Now let’s see how we do on our test set. As before we’ll compare the out-of-bag estimate (this time it’s an R-squared score) to the R-squared score for our predictions. We’ll also compute Spearman rank and Pearson correlation coefficients for our predictions to get a feel for how we’re doing.

from sklearn.metrics import r2_score
from scipy.stats import spearmanr, pearsonr

predicted_train = rf.predict(X_train)
predicted_test = rf.predict(X_test)

test_score = r2_score(y_test, predicted_test)
spearman = spearmanr(y_test, predicted_test)
pearson = pearsonr(y_test, predicted_test)

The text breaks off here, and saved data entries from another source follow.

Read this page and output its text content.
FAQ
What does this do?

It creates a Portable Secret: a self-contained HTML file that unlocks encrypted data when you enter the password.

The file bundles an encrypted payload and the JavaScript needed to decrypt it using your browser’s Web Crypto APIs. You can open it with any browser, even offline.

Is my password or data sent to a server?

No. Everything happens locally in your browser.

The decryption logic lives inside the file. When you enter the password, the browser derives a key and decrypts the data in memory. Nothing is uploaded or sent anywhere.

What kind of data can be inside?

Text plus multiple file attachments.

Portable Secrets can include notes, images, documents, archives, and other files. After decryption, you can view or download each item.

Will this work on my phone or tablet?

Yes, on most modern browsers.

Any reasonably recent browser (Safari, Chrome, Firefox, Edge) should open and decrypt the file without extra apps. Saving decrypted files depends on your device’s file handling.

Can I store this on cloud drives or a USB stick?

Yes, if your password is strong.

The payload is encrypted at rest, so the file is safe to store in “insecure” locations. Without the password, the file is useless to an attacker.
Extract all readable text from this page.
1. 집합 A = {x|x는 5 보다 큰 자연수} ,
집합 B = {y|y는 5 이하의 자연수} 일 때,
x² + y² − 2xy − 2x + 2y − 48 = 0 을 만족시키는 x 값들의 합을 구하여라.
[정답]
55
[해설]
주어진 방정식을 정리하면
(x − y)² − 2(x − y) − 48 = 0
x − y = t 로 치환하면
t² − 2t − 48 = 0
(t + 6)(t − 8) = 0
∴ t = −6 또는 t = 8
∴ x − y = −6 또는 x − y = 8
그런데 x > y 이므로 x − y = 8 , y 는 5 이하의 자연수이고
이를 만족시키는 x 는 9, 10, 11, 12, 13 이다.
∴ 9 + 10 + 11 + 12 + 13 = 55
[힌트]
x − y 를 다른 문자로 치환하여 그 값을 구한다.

print(f'Out-of-bag R-2 score estimate: {rf.oob_score_:>5.3}')
print(f'Test data R-2 score: {test_score:>5.3}')
print(f'Test data Spearman correlation: {spearman[0]:.3}')
print(f'Test data Pearson correlation: {pearson[0]:.3}')
Out-of-bag R-2 score estimate: 0.841
Test data R-2 score: 0.886
Test data Spearman correlation: 0.904
Test data Pearson correlation: 0.942

Not too bad, though there are a few outliers that would be worth looking into. Your challenge, should you choose to accept it, is to see if removing the $50,000 data improves the regression.

Wrapping up

Congratulations on making it this far. Now you know how to pre-process your data and build random forest models all from the comfort of your iPython session. I plan on writing more in the future about how to use Python for machine learning, and in particular how to make use of some of the powerful tools available in sklearn (a pipeline for data preparation, model fitting, prediction, in one line of Python? Yes please!), and how to make sklearn and pandas play nicely with minimal hassle. If you’re lucky, and if I can bring myself to process the data nicely, I might include some fun examples from less well-behaved real-world data sets.

Until then, though, happy Pythoning!